Most of us have heard that a picture is worth a thousand words. Well, sometimes an example is worth a thousand words. Examples are like pictures in that they give a clear and visible snapshot of something that you are talking about. I am a software engineer and so I blog about programming on occasion. These are just a few tips I’ve learned about including code samples in your blog.
Keep It Small
When you would like to show a code sample keep it small and pertaining to the topic at hand. It can be quite daunting to try and digest and entire class file or program. Don’t worry about including your code in it’s entirety. Instead trim out several lines of code that clearly demonstrate the concept that you are discussing. It should be just enough to give the reader the basic idea. I also like to place elipses in front and in back of the sample to let readers know that it is an extract.
Label Your Samples
Label the code in your article or blog as Listing 1, Listing 2, etc. This will help the reader to quickly jump to the sample code when you refer to it in your writing. Some writers like to place all of their listings at the end of the article so that it doesn’t break up the flow of their narrative. I personally like to have the sample right there next to the topic it is being used for.

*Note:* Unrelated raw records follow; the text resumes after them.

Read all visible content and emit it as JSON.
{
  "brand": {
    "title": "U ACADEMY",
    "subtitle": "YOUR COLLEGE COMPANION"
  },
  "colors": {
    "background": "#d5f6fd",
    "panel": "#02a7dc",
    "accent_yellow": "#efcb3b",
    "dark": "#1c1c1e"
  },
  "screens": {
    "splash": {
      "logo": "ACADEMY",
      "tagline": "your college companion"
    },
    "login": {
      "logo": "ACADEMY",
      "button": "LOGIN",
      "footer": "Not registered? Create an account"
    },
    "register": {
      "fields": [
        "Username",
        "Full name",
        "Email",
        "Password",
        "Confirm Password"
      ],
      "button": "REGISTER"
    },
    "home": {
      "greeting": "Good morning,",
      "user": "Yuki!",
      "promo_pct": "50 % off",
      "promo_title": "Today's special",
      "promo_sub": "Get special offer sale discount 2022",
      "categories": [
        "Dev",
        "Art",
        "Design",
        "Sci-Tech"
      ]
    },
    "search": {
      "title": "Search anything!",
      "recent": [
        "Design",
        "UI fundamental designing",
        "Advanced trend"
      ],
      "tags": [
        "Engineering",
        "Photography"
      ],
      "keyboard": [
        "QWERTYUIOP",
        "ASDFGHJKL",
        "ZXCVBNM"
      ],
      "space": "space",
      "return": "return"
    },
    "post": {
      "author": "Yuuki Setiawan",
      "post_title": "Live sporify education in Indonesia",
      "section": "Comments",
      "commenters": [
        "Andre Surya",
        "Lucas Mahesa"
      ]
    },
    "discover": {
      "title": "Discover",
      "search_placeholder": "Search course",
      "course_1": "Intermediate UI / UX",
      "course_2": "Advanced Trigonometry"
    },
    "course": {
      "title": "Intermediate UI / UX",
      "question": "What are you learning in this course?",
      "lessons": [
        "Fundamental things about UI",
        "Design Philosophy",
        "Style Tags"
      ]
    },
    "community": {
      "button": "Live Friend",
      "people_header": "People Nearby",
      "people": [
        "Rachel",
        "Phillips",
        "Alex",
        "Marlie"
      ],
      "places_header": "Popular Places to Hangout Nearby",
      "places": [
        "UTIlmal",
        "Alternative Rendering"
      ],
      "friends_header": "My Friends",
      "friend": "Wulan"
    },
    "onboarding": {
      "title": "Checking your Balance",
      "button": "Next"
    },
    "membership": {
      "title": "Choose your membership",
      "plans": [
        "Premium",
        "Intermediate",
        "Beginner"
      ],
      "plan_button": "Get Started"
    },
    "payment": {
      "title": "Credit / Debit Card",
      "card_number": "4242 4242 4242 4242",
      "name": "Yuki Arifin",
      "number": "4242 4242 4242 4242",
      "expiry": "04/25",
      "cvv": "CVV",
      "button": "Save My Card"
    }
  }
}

Since we are trying to clearly convey our concepts to the reader, why not make the code easier to digest as well. Most developers/programmers/code-heads/what-have-you use some sort of IDE (Integrated Development Environment) which provides them with syntax highlighting. These editors can make different parts of your code different fonts, colors, sizes, etc. For instance all of your comments can appear green and italicized while all keywords are blue and bold. This is invaluable for helping programmers quickly identify errors and also to easily navigate the code. There is a web service called GeSHI – Generic Syntax Highlighter that provides syntax highlighting to 3rd party applications. I use a WordPress plugin called WP-Syntax on this site which utilizes that service to highlight my code for me.
Keep It On The Page
I usually enclose my code inside a <PRE> tag or a <CODE> tag to maintain it’s formatting when viewed in the blog. Furthermore the plugin I use utilizes the <PRE> tag to do it’s syntax highlighting magic. This means that if you have really long lines in your code they will NOT wrap in your blog. So if your code stretches beyond the limits of the current page or section when in a <PRE> tag, then use a surrounding <DIV> to confine it to the size of the current container (page, column, etc). You can specify to use scrollbars on overflow so that readers can view all of the code. Alternatively you can manually add line breaks when needed and just format the code as you see fit.
Offer A Download
Finally, a nice touch to add to the end of your blog about coding is a download. This should be a full and complete example that includes all of the previous samples listed. It is also nice if it is a working example that your readers can simply compile and run without any problems.
I hope you’ve found some useful tips here for your blog. Do you have any tips to add to this list? Have you utilized code samples in your blog? If you’d like to leave your URLs in the comments I would love to come see the way you do it. Thank you so much for stopping by my blog!